Second charge mortgage new business volumes see 18% growth in March

Second charge mortgage lenders recorded an 18% increase in new business volumes for March 2025, according to the latest figures from the Finance & Leasing Association (FLA).

The data shows the sector’s growth trajectory continued through the first quarter of the year.

Fiona Hoyle, director of consumer & mortgage finance and inclusion at the Finance & Leasing Association (FLA), said: “The second charge mortgage market reported a strong end to the first quarter of 2025, with new business volumes up by 17% in Q1 2025 as a whole.”

The Q1 data revealed that debt consolidation remains the primary driver for second charge lending, with specific purposes clearly identified in the market analysis.

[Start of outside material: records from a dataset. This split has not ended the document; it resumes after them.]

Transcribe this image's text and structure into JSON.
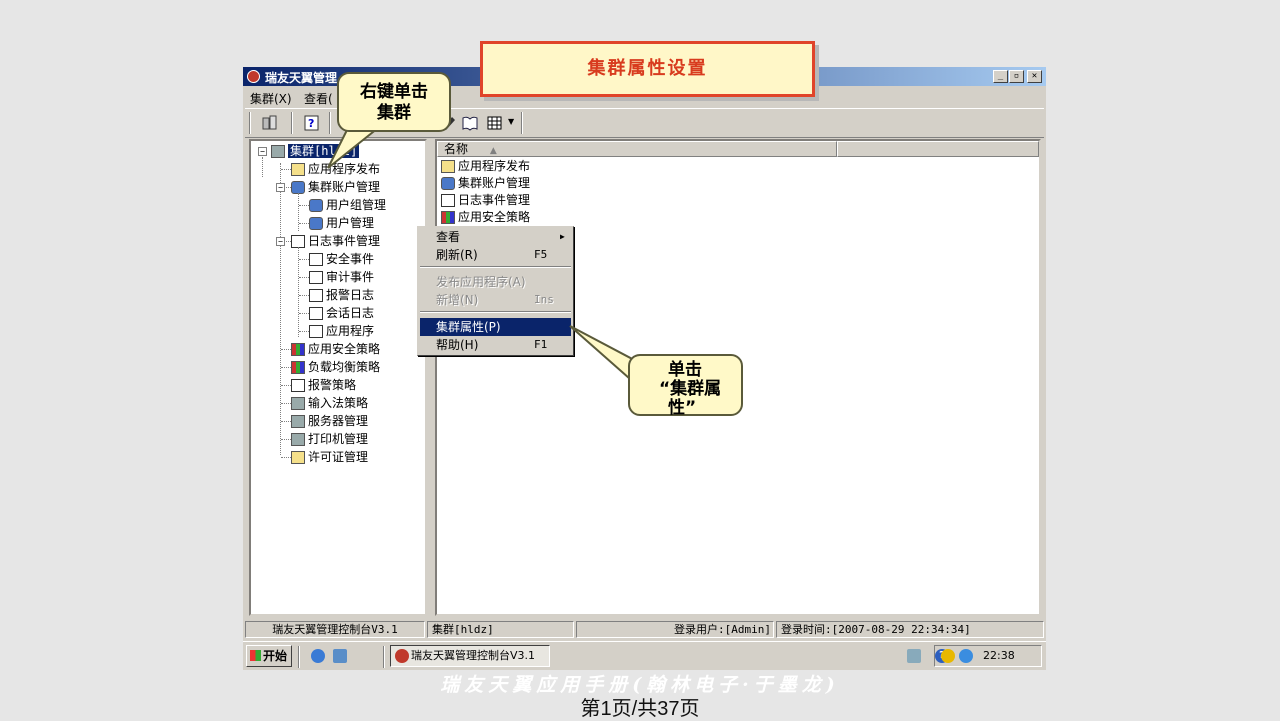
{
  "window": {
    "title": "瑞友天翼管理",
    "controls": [
      "_",
      "▫",
      "✕"
    ]
  },
  "menubar": {
    "items": [
      "集群(X)",
      "查看("
    ]
  },
  "tree": {
    "root": "集群[hldz]",
    "items": [
      {
        "label": "应用程序发布",
        "icon": "folder-icon"
      },
      {
        "label": "集群账户管理",
        "icon": "users-icon"
      },
      {
        "label": "用户组管理",
        "icon": "user-group-icon"
      },
      {
        "label": "用户管理",
        "icon": "user-icon"
      },
      {
        "label": "日志事件管理",
        "icon": "log-icon"
      },
      {
        "label": "安全事件",
        "icon": "log-icon"
      },
      {
        "label": "审计事件",
        "icon": "log-icon"
      },
      {
        "label": "报警日志",
        "icon": "log-icon"
      },
      {
        "label": "会话日志",
        "icon": "log-icon"
      },
      {
        "label": "应用程序",
        "icon": "log-icon"
      },
      {
        "label": "应用安全策略",
        "icon": "policy-icon"
      },
      {
        "label": "负载均衡策略",
        "icon": "balance-icon"
      },
      {
        "label": "报警策略",
        "icon": "alarm-icon"
      },
      {
        "label": "输入法策略",
        "icon": "keyboard-icon"
      },
      {
        "label": "服务器管理",
        "icon": "server-icon"
      },
      {
        "label": "打印机管理",
        "icon": "printer-icon"
      },
      {
        "label": "许可证管理",
        "icon": "license-icon"
      }
    ]
  },
  "list": {
    "column_name": "名称",
    "rows": [
      "应用程序发布",
      "集群账户管理",
      "日志事件管理",
      "应用安全策略"
    ]
  },
  "context_menu": {
    "items": [
      {
        "label": "查看",
        "shortcut": "",
        "submenu": true,
        "disabled": false
      },
      {
        "label": "刷新(R)",
        "shortcut": "F5",
        "disabled": false
      },
      {
        "label": "发布应用程序(A)",
        "shortcut": "",
        "disabled": true
      },
      {
        "label": "新增(N)",
        "shortcut": "Ins",
        "disabled": true
      },
      {
        "label": "集群属性(P)",
        "shortcut": "",
        "disabled": false,
        "highlighted": true
      },
      {
        "label": "帮助(H)",
        "shortcut": "F1",
        "disabled": false
      }
    ]
  },
  "statusbar": {
    "app": "瑞友天翼管理控制台V3.1",
    "cluster": "集群[hldz]",
    "user": "登录用户:[Admin]",
    "login_time": "登录时间:[2007-08-29 22:34:34]"
  },
  "taskbar": {
    "start": "开始",
    "task": "瑞友天翼管理控制台V3.1",
    "clock": "22:38"
  },
  "banner": "集群属性设置",
  "callout_right_click": "右键单击\n集群",
  "callout_click_line1": "单击",
  "callout_click_line2": "“集群属",
  "callout_click_line3": "性”",
  "caption_line1": "瑞友天翼应用手册(翰林电子·于墨龙)",
  "caption_line2": "第1页/共37页",
  "colors": {
    "title_bar": "#0a246a",
    "highlight": "#0a246a",
    "banner_border": "#e0442a",
    "banner_text": "#d83b1e",
    "callout_bg": "#fff9c8"
  }
}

Hoyle added: “The distribution of new business by purpose of loan in Q1 2025 showed that the proportion of new agreements which were for the consolidation of existing loans was 58.0%; for home improvements and the consolidation of existing loans was 22.6%; and for home improvements only was 11.8%.”

The value of new business in the sector reached £168m, representing a 23% increase. With customers potentially facing affordability challenges in the current economic climate, the FLA has emphasised the importance of early communication with lenders.

Hoyle added: “As always, customers who are concerned about meeting payments should speak to their lender as soon as possible to find a solution.”